Totally depravity instead means that the Fall affects our whole person in radical ways. It affects our bodies in that we get sick and die. It affects our minds. It is darkened and deprived of truth. It affects our will. We live in bondage to evil impulses. It affects our desires. We lust after sin, which wages war even against a believer’s soul.

The debate among Christians isn’t whether corruption is true, but to what degree. The word “radical” captures the idea of total depravity best. It means that sin has permeated to the core of our being. This rebuts the idea that people are basically (at their core) good.
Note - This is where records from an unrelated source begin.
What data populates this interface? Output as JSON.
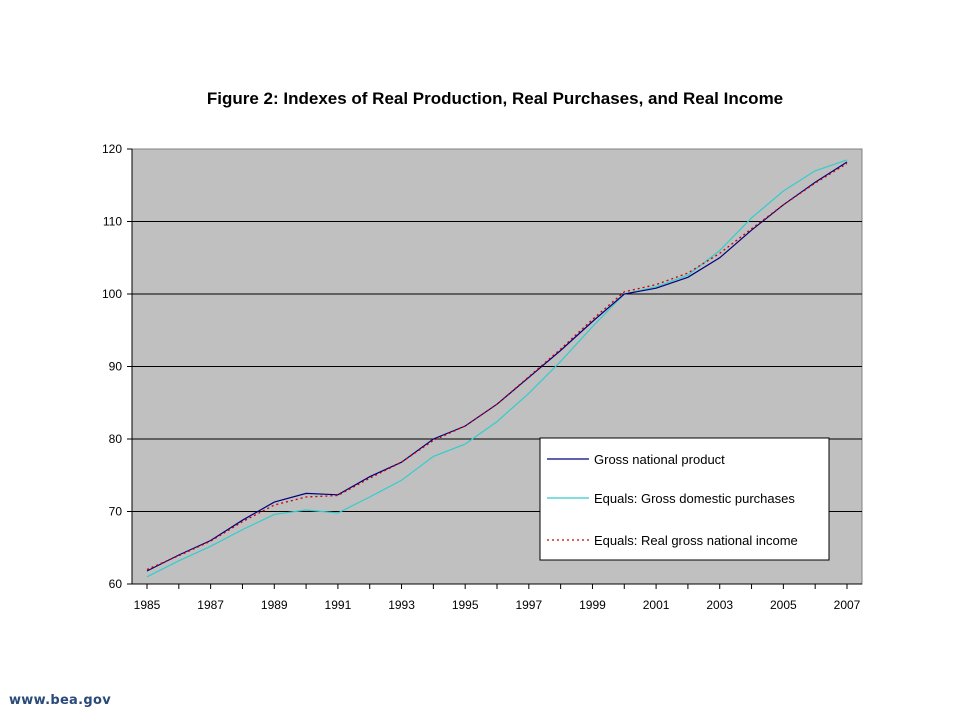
{
  "chart_data": {
    "type": "line",
    "title": "Figure 2:  Indexes of Real Production, Real Purchases, and Real Income",
    "xlabel": "",
    "ylabel": "",
    "ylim": [
      60,
      120
    ],
    "y_ticks": [
      "60",
      "70",
      "80",
      "90",
      "100",
      "110",
      "120"
    ],
    "x_tick_labels": [
      "1985",
      "1987",
      "1989",
      "1991",
      "1993",
      "1995",
      "1997",
      "1999",
      "2001",
      "2003",
      "2005",
      "2007"
    ],
    "x": [
      1985,
      1986,
      1987,
      1988,
      1989,
      1990,
      1991,
      1992,
      1993,
      1994,
      1995,
      1996,
      1997,
      1998,
      1999,
      2000,
      2001,
      2002,
      2003,
      2004,
      2005,
      2006,
      2007
    ],
    "grid": "horizontal",
    "legend_placement": "bottom-right",
    "plot_background": "#c0c0c0",
    "series": [
      {
        "name": "Gross national product",
        "color": "#000080",
        "style": "solid",
        "values": [
          61.8,
          64.0,
          66.0,
          68.8,
          71.3,
          72.5,
          72.3,
          74.8,
          76.8,
          80.0,
          81.8,
          84.8,
          88.5,
          92.2,
          96.2,
          100.0,
          100.8,
          102.3,
          105.0,
          108.8,
          112.3,
          115.4,
          118.2
        ]
      },
      {
        "name": "Equals: Gross domestic purchases",
        "color": "#33cccc",
        "style": "solid",
        "values": [
          61.0,
          63.2,
          65.2,
          67.5,
          69.6,
          70.2,
          69.8,
          72.0,
          74.3,
          77.6,
          79.3,
          82.4,
          86.3,
          90.7,
          95.5,
          100.0,
          101.0,
          102.6,
          106.0,
          110.5,
          114.2,
          117.0,
          118.5
        ]
      },
      {
        "name": "Equals: Real gross national income",
        "color": "#cc0000",
        "style": "dotted",
        "values": [
          62.0,
          63.9,
          65.9,
          68.6,
          70.9,
          72.0,
          72.2,
          74.6,
          76.8,
          79.8,
          81.8,
          84.8,
          88.6,
          92.4,
          96.5,
          100.3,
          101.3,
          102.9,
          105.6,
          109.0,
          112.3,
          115.3,
          118.0
        ]
      }
    ]
  },
  "footer": {
    "url": "www.bea.gov"
  }
}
Sin comes from our hearts—the very center of our existence. Therefore, what must happen for sinners to become conformed to Christ is complete transformation, regeneration, and a spiritual renewal of the heart. Luther, who was an Augustinian monk, agreed with Augustine that the human will is in bondage to sin. Hence, sinners do not have a free-will. Man is dead in sin and cannot convert himself or prepare himself for salvation. In the Fall, man has not lost his power to make decisions but his moral power to desire knowing/loving God.

Semi-pelagians argue that it is not grace alone that saves. They believe it is grace plus a person’s cooperation with it. But Augustine argued we are saved by grace alone! Augustine argued that man, being dead in sin, has to be saved unilaterally by God in His grace (Eph 2:1-10). Until we are born of the Spirit, we are all flesh living in resistance to God. We do what we naturally desire (sin) and chose to do those things. Without a clear understanding and conviction in agreement with the doctrine of totally depravity, a person will have an eschewed understanding of the other doctrines related to soteriology.
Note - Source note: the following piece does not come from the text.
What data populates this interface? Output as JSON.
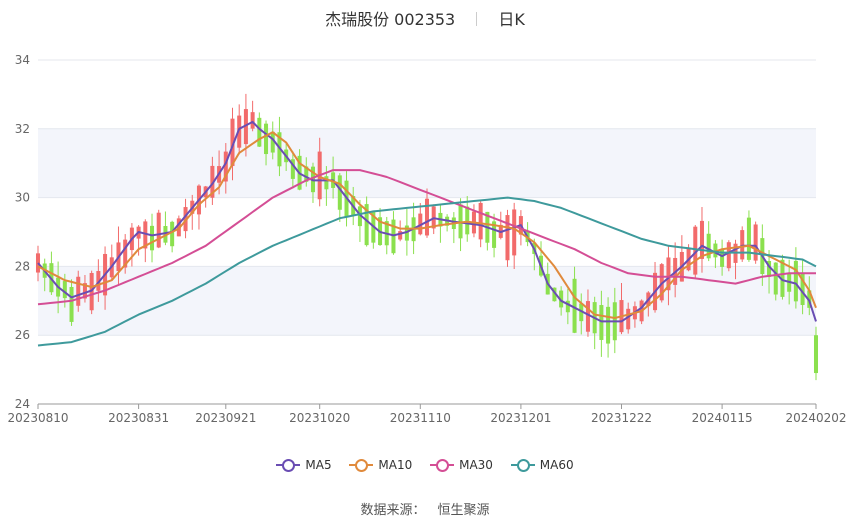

1.     Can you think of churches and pastors today who have a Pelagian and Semi-pelagian views? Answer: All liberal churches, black liberation theology churches/religions (teach that only white people are evil, e.g., Louis Farrakhan). Also a growing number of positive motivational churches like Robert Schuller, Joel Olsteen types.
2.     How does a right understanding of the doctrine of totally depravity help the evangelist realize they have to rely upon God when sharing the Gospel?
3.     And what are clear signs that a person is relying upon God in their work of evangelism?